The funeral business was now a crowded market, and the C of E was not the only place to go, the Revd Joy Mawdesley (Oxford) said. She mentioned the big rise in direct cremations and reminded the Synod: “Cost often dictates choices.”

The Revd Dr Jo Kershaw (Universities and TEIs) observed that the Church of Scotland did not charge funeral fees. “I’m rather tired of being ashamed about [charging],” she said.

The Archbishop of York was pleased with and supportive of the amendments: “The time has come for us at the very least to step back and do a rethink of these things.”

The Bishop of Birkenhead, the Rt Revd Julie Conalty (Northern Suffragans), was prepared to “support any amendment if it will keep the fee down. Support this amendment,” she urged Synod in the latter stages. “[Otherwise] I may be forced to sell indulgences.”
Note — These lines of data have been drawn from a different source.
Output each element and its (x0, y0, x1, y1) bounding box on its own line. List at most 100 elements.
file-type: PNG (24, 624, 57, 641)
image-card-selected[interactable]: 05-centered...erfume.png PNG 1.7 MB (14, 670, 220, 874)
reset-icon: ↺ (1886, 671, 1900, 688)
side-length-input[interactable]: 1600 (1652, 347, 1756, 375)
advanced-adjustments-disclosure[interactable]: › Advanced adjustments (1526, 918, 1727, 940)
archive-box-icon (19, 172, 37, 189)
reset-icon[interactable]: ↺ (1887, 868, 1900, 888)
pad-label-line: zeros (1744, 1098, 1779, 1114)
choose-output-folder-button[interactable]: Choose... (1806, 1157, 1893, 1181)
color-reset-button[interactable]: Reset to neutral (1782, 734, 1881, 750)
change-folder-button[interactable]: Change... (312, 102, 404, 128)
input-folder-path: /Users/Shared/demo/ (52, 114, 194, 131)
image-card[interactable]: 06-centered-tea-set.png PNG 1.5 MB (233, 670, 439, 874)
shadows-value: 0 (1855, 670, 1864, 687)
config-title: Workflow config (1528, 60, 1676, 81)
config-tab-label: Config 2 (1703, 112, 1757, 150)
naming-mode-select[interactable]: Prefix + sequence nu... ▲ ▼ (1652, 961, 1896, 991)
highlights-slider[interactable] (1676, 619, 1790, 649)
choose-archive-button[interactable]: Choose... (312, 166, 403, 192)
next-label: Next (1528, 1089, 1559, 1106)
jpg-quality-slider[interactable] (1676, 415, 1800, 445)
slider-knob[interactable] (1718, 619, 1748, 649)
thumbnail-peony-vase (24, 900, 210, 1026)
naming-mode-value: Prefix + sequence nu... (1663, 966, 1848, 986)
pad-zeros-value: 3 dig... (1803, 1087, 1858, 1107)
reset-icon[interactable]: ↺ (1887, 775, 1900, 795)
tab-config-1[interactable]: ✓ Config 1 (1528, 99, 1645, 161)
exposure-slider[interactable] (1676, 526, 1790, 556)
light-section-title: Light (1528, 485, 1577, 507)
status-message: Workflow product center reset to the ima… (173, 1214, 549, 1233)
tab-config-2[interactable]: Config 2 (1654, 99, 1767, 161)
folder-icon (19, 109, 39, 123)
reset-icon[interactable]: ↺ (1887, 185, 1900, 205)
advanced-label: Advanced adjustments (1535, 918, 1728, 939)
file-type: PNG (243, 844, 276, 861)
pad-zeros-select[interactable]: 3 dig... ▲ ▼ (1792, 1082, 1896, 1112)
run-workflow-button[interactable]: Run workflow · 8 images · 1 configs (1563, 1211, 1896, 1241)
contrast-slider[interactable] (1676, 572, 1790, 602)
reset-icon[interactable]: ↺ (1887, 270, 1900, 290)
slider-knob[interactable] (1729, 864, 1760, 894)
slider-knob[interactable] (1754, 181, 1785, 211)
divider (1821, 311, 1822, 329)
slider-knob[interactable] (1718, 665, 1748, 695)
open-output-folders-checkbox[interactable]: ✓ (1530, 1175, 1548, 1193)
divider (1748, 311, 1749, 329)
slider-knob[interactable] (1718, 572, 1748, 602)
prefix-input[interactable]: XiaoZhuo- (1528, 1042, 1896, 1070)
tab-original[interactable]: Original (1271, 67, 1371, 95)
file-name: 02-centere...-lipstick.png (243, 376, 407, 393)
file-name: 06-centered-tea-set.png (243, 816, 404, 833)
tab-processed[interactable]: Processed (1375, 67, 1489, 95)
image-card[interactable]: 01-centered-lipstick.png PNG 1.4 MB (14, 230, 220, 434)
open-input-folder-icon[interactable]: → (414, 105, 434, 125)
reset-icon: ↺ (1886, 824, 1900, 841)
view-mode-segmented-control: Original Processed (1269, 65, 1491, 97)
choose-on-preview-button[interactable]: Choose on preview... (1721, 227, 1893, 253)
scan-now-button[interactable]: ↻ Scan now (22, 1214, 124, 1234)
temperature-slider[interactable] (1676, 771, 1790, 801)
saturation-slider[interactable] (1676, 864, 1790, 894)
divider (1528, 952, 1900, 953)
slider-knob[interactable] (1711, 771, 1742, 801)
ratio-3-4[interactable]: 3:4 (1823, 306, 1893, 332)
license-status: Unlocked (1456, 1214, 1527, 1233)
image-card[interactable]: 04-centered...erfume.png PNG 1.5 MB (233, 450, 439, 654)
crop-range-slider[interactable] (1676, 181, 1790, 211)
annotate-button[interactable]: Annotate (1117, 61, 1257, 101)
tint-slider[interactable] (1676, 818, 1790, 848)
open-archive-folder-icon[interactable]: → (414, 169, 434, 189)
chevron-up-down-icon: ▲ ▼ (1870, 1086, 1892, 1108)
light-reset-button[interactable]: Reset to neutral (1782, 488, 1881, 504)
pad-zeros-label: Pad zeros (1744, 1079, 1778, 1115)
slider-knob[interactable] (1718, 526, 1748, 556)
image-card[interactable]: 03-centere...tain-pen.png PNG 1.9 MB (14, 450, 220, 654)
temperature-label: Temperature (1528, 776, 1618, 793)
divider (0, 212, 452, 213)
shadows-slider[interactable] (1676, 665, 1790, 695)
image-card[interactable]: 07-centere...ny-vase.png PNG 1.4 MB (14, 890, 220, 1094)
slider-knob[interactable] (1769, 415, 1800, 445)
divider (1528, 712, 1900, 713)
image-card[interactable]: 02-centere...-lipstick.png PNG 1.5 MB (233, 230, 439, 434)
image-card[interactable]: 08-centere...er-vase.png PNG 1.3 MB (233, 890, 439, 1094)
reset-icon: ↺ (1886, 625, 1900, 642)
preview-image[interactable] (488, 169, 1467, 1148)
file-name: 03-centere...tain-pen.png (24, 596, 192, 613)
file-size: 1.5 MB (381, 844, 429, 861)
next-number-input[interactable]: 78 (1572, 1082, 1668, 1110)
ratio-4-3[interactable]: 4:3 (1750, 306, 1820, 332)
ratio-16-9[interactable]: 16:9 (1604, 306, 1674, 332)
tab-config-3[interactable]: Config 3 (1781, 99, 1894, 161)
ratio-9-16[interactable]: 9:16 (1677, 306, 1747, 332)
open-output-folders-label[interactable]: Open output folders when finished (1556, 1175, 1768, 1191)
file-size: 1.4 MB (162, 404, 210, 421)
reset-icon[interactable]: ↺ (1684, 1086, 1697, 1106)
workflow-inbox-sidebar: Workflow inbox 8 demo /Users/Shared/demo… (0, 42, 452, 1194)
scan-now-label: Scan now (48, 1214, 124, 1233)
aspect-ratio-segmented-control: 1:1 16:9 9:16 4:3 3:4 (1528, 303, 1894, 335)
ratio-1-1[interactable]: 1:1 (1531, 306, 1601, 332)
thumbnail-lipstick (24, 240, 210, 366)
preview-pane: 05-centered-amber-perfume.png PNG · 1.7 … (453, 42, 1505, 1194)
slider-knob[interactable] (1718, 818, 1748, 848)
At 85, David Ashton (Leeds) admitted “a keen interest in what we’re debating”.

In light of the strength of feeling about fees, a need was expressed for legislative changes to the Ecclesiastical Fees Measure 1986 itself. The Synod voted in favour of the amended Order by 262-3 with five recorded abstentions. The draft order would now be referred to the Archbishops’ Council.

Mr Hughes praised the Synod for its “patience and perseverance”.